Canadian Anti-Terror Law Not Struck Down - Only Fair Trial Demanded
When the Supreme Court of Canada's decision on Security Certificates (the governments right to hold non-resident Canadians suspected of terrorist activities indefinitely without trial) was announced, headlines everywhere shouted that Canada's anti terror legislation had been found unconstitutional. In actual fact what the Court had ruled was that indefinite imprisonment on the grounds of suspected terrorism was on occasion necessary for reasons of national security, but defendants did deserve a chance to defend themselves, know the charges against them, and have proper representation in court.
They ruled that the Canadian government had a year to come up with a solution to this aspect of the Security Certificate law or face the possibility of it being declared unconstitutional. The Court suggested the Canadian government look to a system the British have developed to deal with the same set of circumstances.
But according to lawyers who have worked in the British system, it is fact unworkable and no more then a …"fig leaf of respectability and legitimacy to a process which I found odious." Ian Macdonald was a senior member of the team of defence lawyers who were responsible to help defend those detained on the British equivalent of Security Certificates, and obviously from that quote did not think very highly of the system.
Ten years ago Prime Minister Tony Blair of Great Britain authorized the formation of a special panel of defence attorneys who were given the highest possible security clearance. These lawyers were then allowed to represent those individuals being held under the security act by cross examining security agents, and arguing before judges for disclosure of material the state was using as evidence.
But Mr. Macdonald, whose retirement two years ago from the fifteen-member lawyer's panel causes a political furor, said the system was flawed and the hearings were a sham. Since his resignation one other lawyer has resigned, and nine others appeared before a British House of Commons constitutional committee saying they did not believe the process made it possible that those detained received justice.
It is interesting to note that the former Liberal Party of Canada Public Safety Minister Anne McLellan in the previous government had considered this alternative in 2005. For unknown reasons she did not pursue the matter, but it can only be assumed that she or her staff deemed it unworkable for some reason or another.
The problem Mr. Macdonald said was the fact they were dealing with vague security risk assessments as provided by special agents, not hard and fast facts like is normal in a criminal law case. So instead of a report by a police officer stating so and so was seen meeting with so and so and carrying away an AK-47 and enough plastic explosive to blow up Buckingham Palace they would receive comments like; he's of Syrian descent, was seen in the company of people who have in the past been considered potential threats, and he could represent some sort of threat to the crown.

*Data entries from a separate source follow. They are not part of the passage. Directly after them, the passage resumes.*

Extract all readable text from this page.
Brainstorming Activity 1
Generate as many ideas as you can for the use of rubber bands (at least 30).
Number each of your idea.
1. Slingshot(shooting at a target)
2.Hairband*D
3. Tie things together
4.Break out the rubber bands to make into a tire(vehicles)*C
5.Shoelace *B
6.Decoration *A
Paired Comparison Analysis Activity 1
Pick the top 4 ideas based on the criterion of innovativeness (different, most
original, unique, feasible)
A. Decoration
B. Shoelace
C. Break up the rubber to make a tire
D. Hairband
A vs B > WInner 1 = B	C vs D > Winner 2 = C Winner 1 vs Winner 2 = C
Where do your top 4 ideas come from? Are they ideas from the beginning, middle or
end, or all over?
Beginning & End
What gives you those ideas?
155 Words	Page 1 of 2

That's not really the type of information a lawyer can rebut very easily, because he is not being told anything conclusive. But instead of those cases being dismissed for lack of evidence the Certificates were issued and defendants detained indefinitely. Hence Mr. Macdonald's fig leaf comment and his refusal to keep working for the panel of lawyers.
Will Canada's Supreme Court justices be satisfied with a result of that nature, where only the appearance of due process is given? Will they insist the government ensure that a real case has to be made against defendants not just vague assurances that he or she posses some sort of threat to peace and stability? A case that will allow a defence attorney to examine real evidence being used against his or her client and enable him or her to mount some semblance of a defence?
If not there would be no real point in appointing any lawyers because it would just be wasting the taxpayer's money. I think the Court should have insisted that not only does the government come up with a system where the defendant can contest their confinement, but are also forced to offer assurances that the system implemented is more then just a veneer of respectability over the same old process.
What the Supreme Court of Canada did last Friday, February 23rd /07 was not strike down the idea of indefinite confinement under the Security Certificate system, but they reinforced the right of every person in our society to have representation during legal proceedings against them no matter what the circumstances. It's now up to the government of Canada to comply with this ruling, and hopefully in a way that is more then just the illusion of justice.